This week’s web-survey of business leaders and CEOs explored the issue of rising premiums for automobile insurance.
Automobile insurance rates have become 2003’s sleeper election issue, with many provincial elections focussed on what can be done to reduce premiums. Some Governments have sought to mitigate the issue by introducing public insurance programs. Other Governments are shying away from such drastic measures and looking to regulation.

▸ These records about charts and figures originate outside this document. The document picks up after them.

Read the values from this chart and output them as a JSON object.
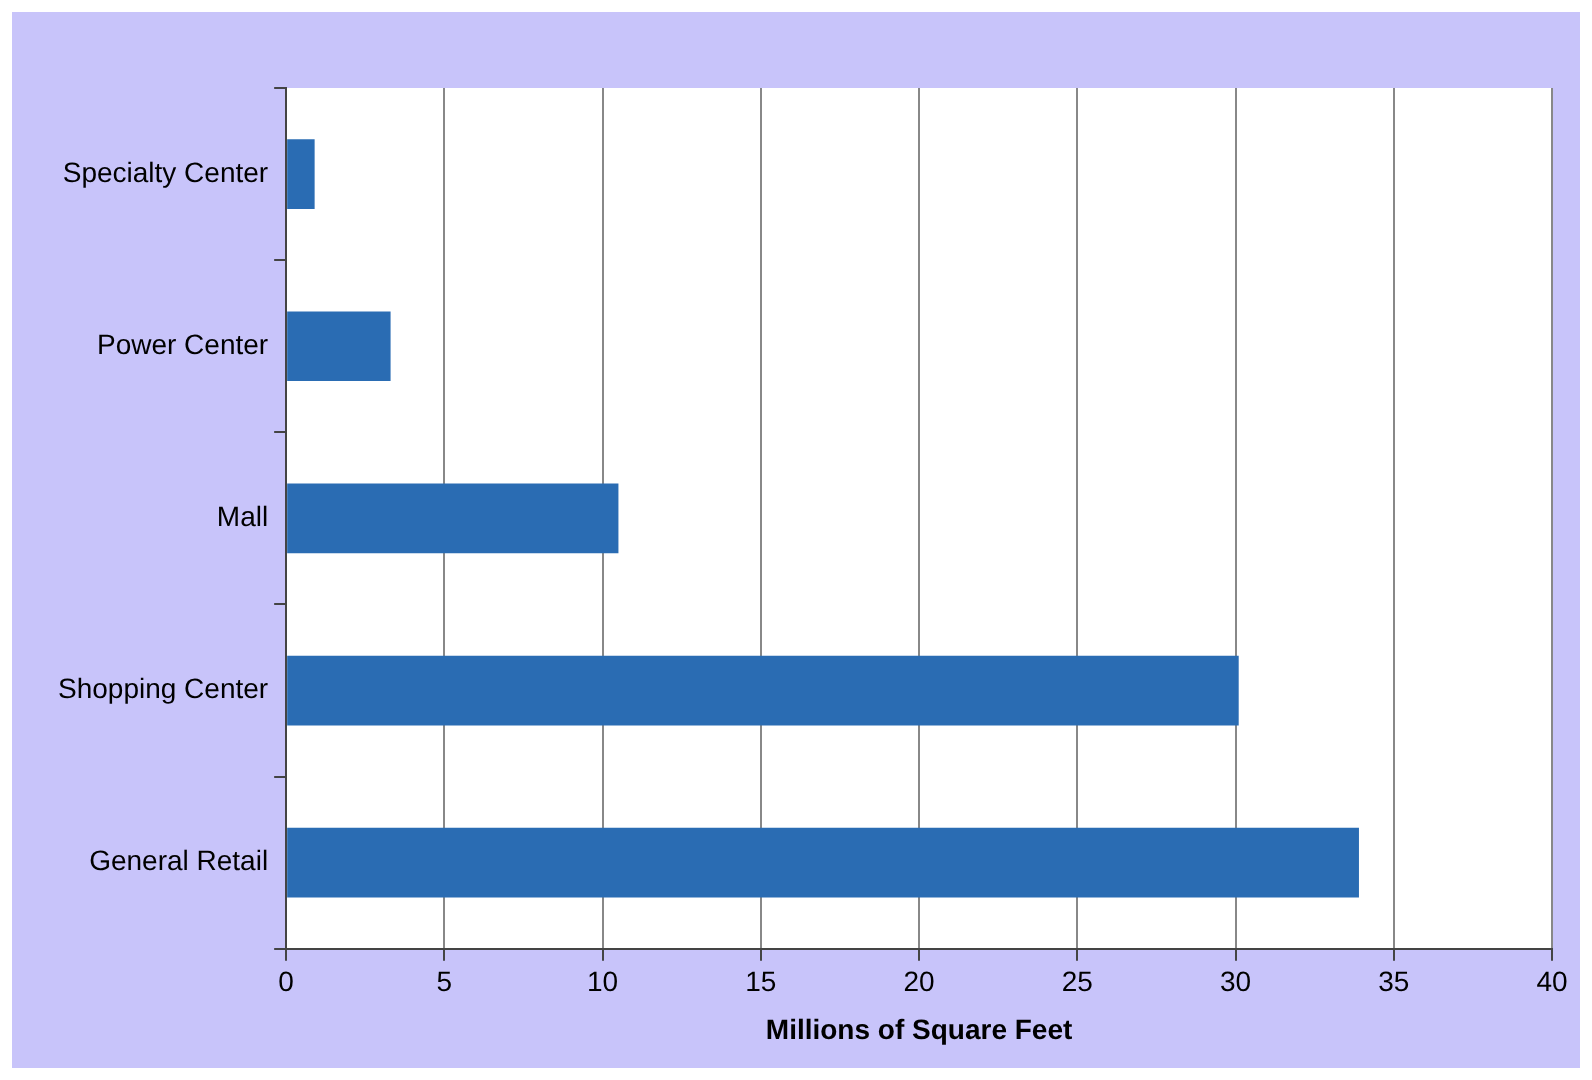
{
  "chart_data": {
    "type": "bar",
    "orientation": "horizontal",
    "xlabel": "Millions of Square Feet",
    "categories": [
      "Specialty Center",
      "Power Center",
      "Mall",
      "Shopping Center",
      "General Retail"
    ],
    "values": [
      0.9,
      3.3,
      10.5,
      30.1,
      33.9
    ],
    "color": "#2a6cb3",
    "xlim": [
      0,
      40
    ],
    "xticks": [
      0,
      5,
      10,
      15,
      20,
      25,
      30,
      35,
      40
    ],
    "grid": "x",
    "legend": false
  }
}
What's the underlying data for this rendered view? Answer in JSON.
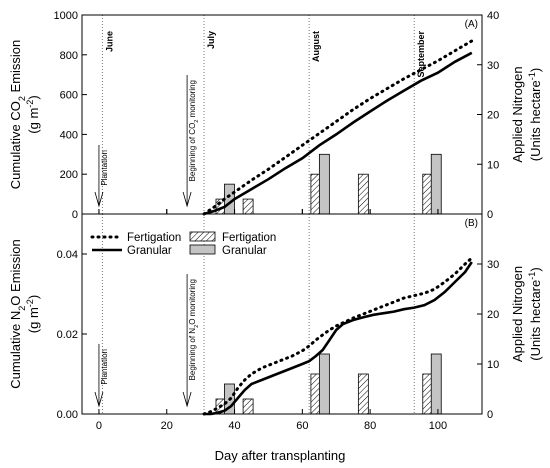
{
  "chart_data": [
    {
      "type": "line",
      "panel": "(A)",
      "ylabel": [
        "Cumulative CO",
        "2",
        " Emission"
      ],
      "yunit": [
        "(g m",
        "-2",
        ")"
      ],
      "y2label": "Applied Nitrogen",
      "y2unit": [
        "(Units hectare",
        "-1",
        ")"
      ],
      "xlim": [
        -5,
        113
      ],
      "ylim": [
        0,
        1000
      ],
      "y2lim": [
        0,
        40
      ],
      "xticks": [
        0,
        20,
        40,
        60,
        80,
        100
      ],
      "yticks": [
        0,
        200,
        400,
        600,
        800,
        1000
      ],
      "y2ticks": [
        0,
        10,
        20,
        30,
        40
      ],
      "grid": false,
      "month_markers": [
        {
          "label": "June",
          "x": 1
        },
        {
          "label": "July",
          "x": 31
        },
        {
          "label": "August",
          "x": 62
        },
        {
          "label": "September",
          "x": 93
        }
      ],
      "annotations": [
        {
          "text": "Plantation",
          "x": 0
        },
        {
          "text": [
            "Beginning of CO",
            "2",
            " monitoring"
          ],
          "x": 26
        }
      ],
      "series": [
        {
          "name": "Fertigation",
          "style": "dotted",
          "x": [
            31,
            34,
            37,
            40,
            45,
            50,
            55,
            60,
            65,
            70,
            75,
            80,
            85,
            90,
            95,
            100,
            105,
            110
          ],
          "values": [
            0,
            35,
            75,
            110,
            170,
            225,
            285,
            345,
            405,
            465,
            525,
            580,
            630,
            680,
            725,
            770,
            820,
            870
          ]
        },
        {
          "name": "Granular",
          "style": "solid",
          "x": [
            31,
            34,
            37,
            40,
            45,
            50,
            55,
            60,
            65,
            70,
            75,
            80,
            85,
            90,
            95,
            100,
            105,
            110
          ],
          "values": [
            0,
            15,
            35,
            75,
            125,
            175,
            230,
            280,
            345,
            400,
            460,
            515,
            570,
            620,
            670,
            710,
            765,
            810
          ]
        },
        {
          "name": "Fertigation",
          "type": "bar",
          "axis": "y2",
          "hatch": true,
          "x": [
            36,
            44,
            64,
            78,
            97
          ],
          "values": [
            3,
            3,
            8,
            8,
            8
          ]
        },
        {
          "name": "Granular",
          "type": "bar",
          "axis": "y2",
          "hatch": false,
          "x": [
            38.5,
            66.5,
            99.5
          ],
          "values": [
            6,
            12,
            12
          ]
        }
      ]
    },
    {
      "type": "line",
      "panel": "(B)",
      "ylabel": [
        "Cumulative N",
        "2",
        "O Emission"
      ],
      "yunit": [
        "(g m",
        "-2",
        ")"
      ],
      "y2label": "Applied Nitrogen",
      "y2unit": [
        "(Units hectare",
        "-1",
        ")"
      ],
      "xlabel": "Day after transplanting",
      "xlim": [
        -5,
        113
      ],
      "ylim": [
        0,
        0.05
      ],
      "y2lim": [
        0,
        40
      ],
      "xticks": [
        0,
        20,
        40,
        60,
        80,
        100
      ],
      "yticks": [
        "0.00",
        "0.02",
        "0.04"
      ],
      "ytick_values": [
        0,
        0.02,
        0.04
      ],
      "y2ticks": [
        0,
        10,
        20,
        30
      ],
      "grid": false,
      "legend": {
        "placement": "top-left",
        "entries": [
          "Fertigation",
          "Granular",
          "Fertigation",
          "Granular"
        ]
      },
      "annotations": [
        {
          "text": "Plantation",
          "x": 0
        },
        {
          "text": [
            "Beginning of N",
            "2",
            "O monitoring"
          ],
          "x": 26
        }
      ],
      "series": [
        {
          "name": "Fertigation",
          "style": "dotted",
          "x": [
            31,
            33,
            35,
            37,
            39,
            41,
            43,
            45,
            48,
            51,
            54,
            57,
            60,
            62,
            64,
            66,
            68,
            70,
            72,
            75,
            78,
            81,
            84,
            87,
            90,
            93,
            96,
            99,
            102,
            105,
            108,
            110
          ],
          "values": [
            0,
            0.0006,
            0.0015,
            0.0025,
            0.004,
            0.0065,
            0.0085,
            0.01,
            0.0115,
            0.0125,
            0.0135,
            0.0145,
            0.0158,
            0.017,
            0.0185,
            0.0198,
            0.021,
            0.022,
            0.0228,
            0.024,
            0.025,
            0.026,
            0.027,
            0.028,
            0.029,
            0.0296,
            0.0302,
            0.0312,
            0.033,
            0.035,
            0.0375,
            0.039
          ]
        },
        {
          "name": "Granular",
          "style": "solid",
          "x": [
            31,
            33,
            35,
            37,
            39,
            41,
            43,
            45,
            48,
            51,
            54,
            57,
            60,
            62,
            64,
            66,
            68,
            70,
            72,
            75,
            78,
            81,
            84,
            87,
            90,
            93,
            96,
            99,
            102,
            105,
            108,
            110
          ],
          "values": [
            0,
            0,
            0.0003,
            0.0008,
            0.002,
            0.004,
            0.006,
            0.0075,
            0.0085,
            0.0095,
            0.0105,
            0.0115,
            0.0125,
            0.0132,
            0.0145,
            0.016,
            0.0185,
            0.021,
            0.0225,
            0.0235,
            0.0242,
            0.0248,
            0.0252,
            0.0256,
            0.0262,
            0.0266,
            0.0272,
            0.0285,
            0.0305,
            0.033,
            0.0355,
            0.038
          ]
        },
        {
          "name": "Fertigation",
          "type": "bar",
          "axis": "y2",
          "hatch": true,
          "x": [
            36,
            44,
            64,
            78,
            97
          ],
          "values": [
            3,
            3,
            8,
            8,
            8
          ]
        },
        {
          "name": "Granular",
          "type": "bar",
          "axis": "y2",
          "hatch": false,
          "x": [
            38.5,
            66.5,
            99.5
          ],
          "values": [
            6,
            12,
            12
          ]
        }
      ]
    }
  ]
}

Rising costs for car insurance were seen as one factor which led the Tories in New Brunswick to lose seats, and the issue is expected to become a prominent topic of debate for Nova Scotia’s upcoming election. With an Ontario provincial election anticipated as early as this fall, Ernie Eves introduced a platform this week that contends to help insurance companies reduce costs in the hopes they will use the anticipated savings to reduce rates.
Overall, business leaders are somewhat concerned about today’s car insurance premiums. When asked to what extent was their current premium a concern, the mean score among respondents was 4.6 on a seven point scale. There is moderate support for Government to help insurance companies reduce costs by regulations that would seek to reduce fraud. Business leaders oppose insurance companies having a role in determining when a person who has been in a car accident has received enough medical treatment in order to reduce fraud.
These are the key findings from the COMPAS/Financial Post business leader survey conducted under the sponsorship of the Canadian Chamber of Commerce.